A jovem entrou no apartamento da outra rapidamente. -- Eu vim disfarçada. -- tirou o chapéu e removeu a peruca -- Corro perigo!
A astrônoma fechou a porta e foi até ela. -- Calma, habibit! -- abraçou-a com força -- Calma!
--Eu sofri uma ameaça por telefone no começo do mês. -- falava chorosa -- Hoje encontrei um bilhetinho de advertência na minha caixa de correio. Alguém colocou lá, não foi postado. -- continuava abraçada com a professora -- Prestei queixa e saí da delegacia desnorteada. Comprei essa peruca e fiquei rodando por aí... Deixei meu carro na garagem do shopping antigo e peguei um táxi. -- abraçou-a com mais força -- Preciso de você, hayati! Ana xaafa! (Estou com medo!)
--Calma, habibit... -- Zinara olhou para a advogada e perguntou: -- Tá acontecendo isso por conta do caso Eduardo Hamatsu, não é? Eu tenho acompanhado pela internet. Vi que ele concedeu uma entrevista bombástica e você conseguiu colocá-lo sob proteção.
--Aywah (sim), é por isso! -- balançou a cabeça positivamente -- A primeira audiência foi marcada pra 10 de abril e certamente eles querem fazer com que eu chegue lá totalmente abalada.
Segurou delicadamente o rosto dela. -- E você quer desistir do caso?
--Abadan! (Nunca!) -- respondeu convicta -- Jamila Queiroz Haddad nunca desiste de um caso! Jamais deixaria de lutar por um inocente!
A morena sorriu orgulhosa. -- Admiro muito isso em você! Essa coragem pra lutar em nome da justiça! Essa determinação toda! -- segurou as mãos da jovem -- Mas vamos sentar. -- sentaram-se -- Quer água com açúcar ou alguma outra coisa? Está com fome? -- oferecia preocupada -- Me diga no que posso te ajudar. Ana laka, Jamila. (Estou aqui para você, Jamila.)
--Eu só queria dormir aqui essa noite com você... -- pediu súplice -- Mihtagalik, hayati! (Preciso de você, minha vida!) -- olhava nos olhos da morena -- Somente nos seus braços eu me sinto em paz!
Zinara sentiu o coração disparar ao ouvir aquilo. “Como poderia dizer não?
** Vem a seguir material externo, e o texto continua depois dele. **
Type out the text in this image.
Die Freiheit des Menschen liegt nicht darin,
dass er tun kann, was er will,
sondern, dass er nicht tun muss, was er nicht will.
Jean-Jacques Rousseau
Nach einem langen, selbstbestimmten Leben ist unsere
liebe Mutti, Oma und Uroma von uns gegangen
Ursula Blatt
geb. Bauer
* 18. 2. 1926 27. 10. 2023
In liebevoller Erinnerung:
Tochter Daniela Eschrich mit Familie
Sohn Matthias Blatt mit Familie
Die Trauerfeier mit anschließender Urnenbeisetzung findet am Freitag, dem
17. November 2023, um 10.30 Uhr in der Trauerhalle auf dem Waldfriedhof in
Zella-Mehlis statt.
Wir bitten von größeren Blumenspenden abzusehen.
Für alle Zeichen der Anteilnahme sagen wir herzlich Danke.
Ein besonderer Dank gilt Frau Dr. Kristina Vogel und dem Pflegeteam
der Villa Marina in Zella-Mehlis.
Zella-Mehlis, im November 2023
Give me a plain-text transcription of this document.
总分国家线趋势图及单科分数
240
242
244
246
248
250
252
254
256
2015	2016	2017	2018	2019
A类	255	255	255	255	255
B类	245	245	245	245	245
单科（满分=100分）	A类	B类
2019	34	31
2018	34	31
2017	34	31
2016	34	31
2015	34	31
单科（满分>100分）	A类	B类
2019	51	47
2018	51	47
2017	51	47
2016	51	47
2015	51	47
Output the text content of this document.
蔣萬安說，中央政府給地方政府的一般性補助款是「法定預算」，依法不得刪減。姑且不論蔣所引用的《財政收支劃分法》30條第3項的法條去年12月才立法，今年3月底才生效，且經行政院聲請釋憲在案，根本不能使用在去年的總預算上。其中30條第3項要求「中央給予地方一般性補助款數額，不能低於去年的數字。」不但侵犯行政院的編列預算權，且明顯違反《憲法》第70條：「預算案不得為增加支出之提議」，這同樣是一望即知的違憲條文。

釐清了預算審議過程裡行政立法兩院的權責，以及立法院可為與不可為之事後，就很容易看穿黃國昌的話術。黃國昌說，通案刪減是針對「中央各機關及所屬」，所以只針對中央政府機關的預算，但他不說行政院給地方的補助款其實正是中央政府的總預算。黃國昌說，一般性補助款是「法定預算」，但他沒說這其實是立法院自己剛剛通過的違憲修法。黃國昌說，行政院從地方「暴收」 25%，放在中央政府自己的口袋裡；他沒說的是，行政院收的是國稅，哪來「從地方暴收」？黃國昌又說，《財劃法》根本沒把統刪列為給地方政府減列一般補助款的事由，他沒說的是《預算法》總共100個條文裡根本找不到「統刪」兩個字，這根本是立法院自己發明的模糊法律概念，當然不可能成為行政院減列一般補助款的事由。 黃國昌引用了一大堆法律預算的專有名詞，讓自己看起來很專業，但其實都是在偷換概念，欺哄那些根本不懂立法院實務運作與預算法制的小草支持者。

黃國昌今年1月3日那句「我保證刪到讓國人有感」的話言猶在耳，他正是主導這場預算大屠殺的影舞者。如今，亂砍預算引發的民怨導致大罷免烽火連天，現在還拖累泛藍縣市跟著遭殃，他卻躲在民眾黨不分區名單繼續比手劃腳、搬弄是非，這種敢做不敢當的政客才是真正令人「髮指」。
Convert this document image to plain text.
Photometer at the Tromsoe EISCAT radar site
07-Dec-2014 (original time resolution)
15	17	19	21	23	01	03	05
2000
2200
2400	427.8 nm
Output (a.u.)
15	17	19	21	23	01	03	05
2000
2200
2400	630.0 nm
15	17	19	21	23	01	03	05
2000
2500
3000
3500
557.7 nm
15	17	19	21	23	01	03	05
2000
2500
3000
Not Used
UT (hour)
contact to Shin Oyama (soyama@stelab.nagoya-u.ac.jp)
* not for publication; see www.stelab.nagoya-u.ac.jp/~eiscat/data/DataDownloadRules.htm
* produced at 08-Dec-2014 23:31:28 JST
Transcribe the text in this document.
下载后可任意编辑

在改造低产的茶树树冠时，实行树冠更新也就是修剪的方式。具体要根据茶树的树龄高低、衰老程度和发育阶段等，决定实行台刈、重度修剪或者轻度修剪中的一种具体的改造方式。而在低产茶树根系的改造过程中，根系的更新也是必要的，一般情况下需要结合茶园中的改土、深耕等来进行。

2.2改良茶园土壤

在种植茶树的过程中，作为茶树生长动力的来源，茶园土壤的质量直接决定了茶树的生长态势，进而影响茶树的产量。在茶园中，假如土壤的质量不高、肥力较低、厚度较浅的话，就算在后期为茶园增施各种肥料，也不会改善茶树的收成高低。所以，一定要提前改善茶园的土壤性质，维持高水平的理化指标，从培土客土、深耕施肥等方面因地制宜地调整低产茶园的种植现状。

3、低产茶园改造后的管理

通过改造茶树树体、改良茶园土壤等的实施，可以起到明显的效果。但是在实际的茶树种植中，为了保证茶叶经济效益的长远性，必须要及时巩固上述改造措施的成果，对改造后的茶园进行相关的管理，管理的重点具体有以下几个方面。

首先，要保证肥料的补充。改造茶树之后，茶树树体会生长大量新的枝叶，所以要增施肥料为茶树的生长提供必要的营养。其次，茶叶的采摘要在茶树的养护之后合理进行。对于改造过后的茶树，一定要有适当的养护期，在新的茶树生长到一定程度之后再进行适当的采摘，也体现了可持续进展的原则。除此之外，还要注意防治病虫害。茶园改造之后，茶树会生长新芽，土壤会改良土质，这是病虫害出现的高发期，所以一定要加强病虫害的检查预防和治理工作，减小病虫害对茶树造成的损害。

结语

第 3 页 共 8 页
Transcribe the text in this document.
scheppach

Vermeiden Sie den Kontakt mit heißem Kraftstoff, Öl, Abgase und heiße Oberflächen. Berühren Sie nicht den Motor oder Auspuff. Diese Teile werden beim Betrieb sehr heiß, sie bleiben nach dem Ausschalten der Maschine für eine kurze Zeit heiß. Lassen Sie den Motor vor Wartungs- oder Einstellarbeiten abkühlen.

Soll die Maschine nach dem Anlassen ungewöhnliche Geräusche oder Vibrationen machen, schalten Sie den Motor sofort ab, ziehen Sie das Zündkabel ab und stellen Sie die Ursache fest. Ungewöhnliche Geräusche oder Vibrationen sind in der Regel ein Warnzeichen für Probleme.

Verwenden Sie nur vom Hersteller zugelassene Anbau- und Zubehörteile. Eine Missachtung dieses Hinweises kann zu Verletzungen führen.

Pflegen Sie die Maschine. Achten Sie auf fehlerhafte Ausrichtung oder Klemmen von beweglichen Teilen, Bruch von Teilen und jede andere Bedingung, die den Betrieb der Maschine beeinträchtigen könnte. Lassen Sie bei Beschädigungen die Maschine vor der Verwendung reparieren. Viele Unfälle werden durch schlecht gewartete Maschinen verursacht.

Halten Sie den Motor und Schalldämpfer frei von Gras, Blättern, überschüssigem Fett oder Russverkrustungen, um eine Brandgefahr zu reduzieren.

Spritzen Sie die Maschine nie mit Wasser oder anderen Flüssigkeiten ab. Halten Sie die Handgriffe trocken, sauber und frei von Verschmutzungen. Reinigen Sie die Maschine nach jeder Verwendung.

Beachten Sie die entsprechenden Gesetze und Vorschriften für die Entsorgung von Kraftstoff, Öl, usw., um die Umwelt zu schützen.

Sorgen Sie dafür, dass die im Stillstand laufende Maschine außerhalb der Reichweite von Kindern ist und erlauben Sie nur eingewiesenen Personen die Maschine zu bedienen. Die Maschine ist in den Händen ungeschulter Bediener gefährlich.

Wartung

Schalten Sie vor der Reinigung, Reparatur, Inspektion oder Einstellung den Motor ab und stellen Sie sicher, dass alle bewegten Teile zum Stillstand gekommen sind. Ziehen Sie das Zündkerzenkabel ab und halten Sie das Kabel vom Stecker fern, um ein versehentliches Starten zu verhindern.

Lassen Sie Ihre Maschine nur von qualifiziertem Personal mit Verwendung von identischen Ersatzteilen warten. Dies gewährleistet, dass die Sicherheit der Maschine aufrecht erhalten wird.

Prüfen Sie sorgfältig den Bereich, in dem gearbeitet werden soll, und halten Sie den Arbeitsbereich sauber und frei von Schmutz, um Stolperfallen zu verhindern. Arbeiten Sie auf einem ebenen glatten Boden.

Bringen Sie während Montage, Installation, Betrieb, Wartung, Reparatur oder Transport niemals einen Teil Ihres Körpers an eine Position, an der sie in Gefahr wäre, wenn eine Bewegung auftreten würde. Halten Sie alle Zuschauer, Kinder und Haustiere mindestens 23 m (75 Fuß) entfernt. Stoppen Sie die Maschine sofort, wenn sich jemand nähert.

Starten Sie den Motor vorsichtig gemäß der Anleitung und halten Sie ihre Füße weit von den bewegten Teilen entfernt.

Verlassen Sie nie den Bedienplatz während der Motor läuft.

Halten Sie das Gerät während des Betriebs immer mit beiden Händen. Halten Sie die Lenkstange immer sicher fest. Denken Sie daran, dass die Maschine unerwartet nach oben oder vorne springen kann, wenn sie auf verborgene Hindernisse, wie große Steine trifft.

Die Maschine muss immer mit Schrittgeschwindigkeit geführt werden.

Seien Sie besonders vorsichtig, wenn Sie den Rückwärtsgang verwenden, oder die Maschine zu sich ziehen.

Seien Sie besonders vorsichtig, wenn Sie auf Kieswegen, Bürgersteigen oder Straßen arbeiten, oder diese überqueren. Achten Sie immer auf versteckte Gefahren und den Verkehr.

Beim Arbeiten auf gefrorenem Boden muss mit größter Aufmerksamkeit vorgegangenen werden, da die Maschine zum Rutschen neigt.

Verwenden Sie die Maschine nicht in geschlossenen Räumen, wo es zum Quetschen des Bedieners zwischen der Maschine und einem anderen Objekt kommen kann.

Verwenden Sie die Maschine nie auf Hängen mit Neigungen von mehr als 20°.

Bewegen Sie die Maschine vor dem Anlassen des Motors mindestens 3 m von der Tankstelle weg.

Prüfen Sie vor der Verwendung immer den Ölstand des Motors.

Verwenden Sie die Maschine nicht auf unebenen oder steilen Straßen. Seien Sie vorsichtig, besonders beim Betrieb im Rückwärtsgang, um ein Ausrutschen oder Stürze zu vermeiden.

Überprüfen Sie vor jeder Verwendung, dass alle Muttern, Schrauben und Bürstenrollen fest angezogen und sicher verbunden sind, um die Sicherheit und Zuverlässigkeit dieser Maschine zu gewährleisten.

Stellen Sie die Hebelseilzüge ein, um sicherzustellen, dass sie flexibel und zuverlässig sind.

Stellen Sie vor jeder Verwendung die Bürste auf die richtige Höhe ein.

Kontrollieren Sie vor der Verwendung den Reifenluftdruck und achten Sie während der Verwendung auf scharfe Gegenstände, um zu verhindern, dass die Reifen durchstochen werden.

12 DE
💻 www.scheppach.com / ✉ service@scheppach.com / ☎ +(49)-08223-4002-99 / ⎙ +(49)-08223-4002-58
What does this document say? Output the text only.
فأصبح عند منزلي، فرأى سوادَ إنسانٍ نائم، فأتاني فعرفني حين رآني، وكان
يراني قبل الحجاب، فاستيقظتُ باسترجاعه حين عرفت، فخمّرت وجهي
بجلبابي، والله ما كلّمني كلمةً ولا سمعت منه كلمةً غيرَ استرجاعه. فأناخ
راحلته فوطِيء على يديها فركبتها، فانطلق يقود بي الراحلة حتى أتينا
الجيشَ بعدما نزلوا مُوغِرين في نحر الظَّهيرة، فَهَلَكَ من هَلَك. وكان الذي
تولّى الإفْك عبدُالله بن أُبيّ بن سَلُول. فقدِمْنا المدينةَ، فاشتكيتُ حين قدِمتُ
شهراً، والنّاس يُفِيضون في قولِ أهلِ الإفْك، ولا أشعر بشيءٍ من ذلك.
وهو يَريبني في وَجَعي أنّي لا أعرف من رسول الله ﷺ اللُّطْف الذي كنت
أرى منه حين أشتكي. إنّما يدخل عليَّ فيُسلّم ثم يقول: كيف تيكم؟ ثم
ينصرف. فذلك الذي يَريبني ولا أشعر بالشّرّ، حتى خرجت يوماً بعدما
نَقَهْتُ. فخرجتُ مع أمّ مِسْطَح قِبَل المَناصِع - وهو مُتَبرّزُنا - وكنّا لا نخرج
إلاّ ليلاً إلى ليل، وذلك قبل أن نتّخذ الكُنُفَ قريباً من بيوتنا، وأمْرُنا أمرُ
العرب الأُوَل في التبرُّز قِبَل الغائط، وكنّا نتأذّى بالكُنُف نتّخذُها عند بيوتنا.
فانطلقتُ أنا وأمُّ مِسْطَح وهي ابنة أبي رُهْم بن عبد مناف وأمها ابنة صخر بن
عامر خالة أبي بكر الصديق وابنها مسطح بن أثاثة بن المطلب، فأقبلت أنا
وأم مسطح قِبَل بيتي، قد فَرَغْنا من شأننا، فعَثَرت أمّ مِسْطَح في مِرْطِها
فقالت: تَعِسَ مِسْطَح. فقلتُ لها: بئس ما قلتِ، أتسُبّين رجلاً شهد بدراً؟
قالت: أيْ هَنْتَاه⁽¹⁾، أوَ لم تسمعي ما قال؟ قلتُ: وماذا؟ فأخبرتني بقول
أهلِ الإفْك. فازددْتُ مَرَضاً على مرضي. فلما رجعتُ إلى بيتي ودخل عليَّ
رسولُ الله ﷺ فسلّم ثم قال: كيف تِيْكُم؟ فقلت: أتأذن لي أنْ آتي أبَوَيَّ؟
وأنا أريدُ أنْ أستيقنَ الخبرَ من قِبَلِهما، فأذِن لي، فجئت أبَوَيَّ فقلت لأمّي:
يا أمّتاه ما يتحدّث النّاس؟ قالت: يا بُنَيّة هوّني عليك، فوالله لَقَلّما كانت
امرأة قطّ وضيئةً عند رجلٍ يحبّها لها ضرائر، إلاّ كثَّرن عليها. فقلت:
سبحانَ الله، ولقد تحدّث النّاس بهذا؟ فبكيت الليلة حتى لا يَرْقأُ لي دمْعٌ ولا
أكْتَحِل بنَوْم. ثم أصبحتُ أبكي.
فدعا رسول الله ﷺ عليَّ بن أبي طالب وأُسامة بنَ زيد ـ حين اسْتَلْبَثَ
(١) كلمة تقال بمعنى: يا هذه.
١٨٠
É impossível!” -- pensou -- Fique o tempo que precisar. As portas de minha casa estão abertas pra você.
--Ah, ya helo... (Ah, sua linda...) -- suspirou melosa -- Eu te amo! -- jogou-se nos braços da ex amante
A professora ficou um pouco desconcertada. -- Como advogada você sabe o que deve fazer pra se proteger. -- mudou de posição e deitou-se na poltrona tendo a outra em seus braços -- Mas tome cuidado, Jamila. Muito cuidado. Não quero que nada de mal te aconteça!
--Eu queria ficar aqui assim com você pra sempre! -- fechou os olhos -- Mas não poderia te colocar em risco... -- acariciava o braço da astrônoma -- Amanhã cedo vou embora.
--E o que vai fazer? -- perguntou preocupada
--Tenho um ex professor que trabalha no Ministério Público e sei que ele vai me ajudar. É um homem bem relacionado e cheio de contatos. Passo lá amanhã pra gente conversar. Se tiver que ficar um tempo escondida sei pra onde ir. -- pausou brevemente -- É que essa noite eu precisava de você... -- ergueu o rosto e olhou para a ex -- Não vou tentar te seduzir ou qualquer coisa do gênero. Só quero dormir nos seus braços e nada mais.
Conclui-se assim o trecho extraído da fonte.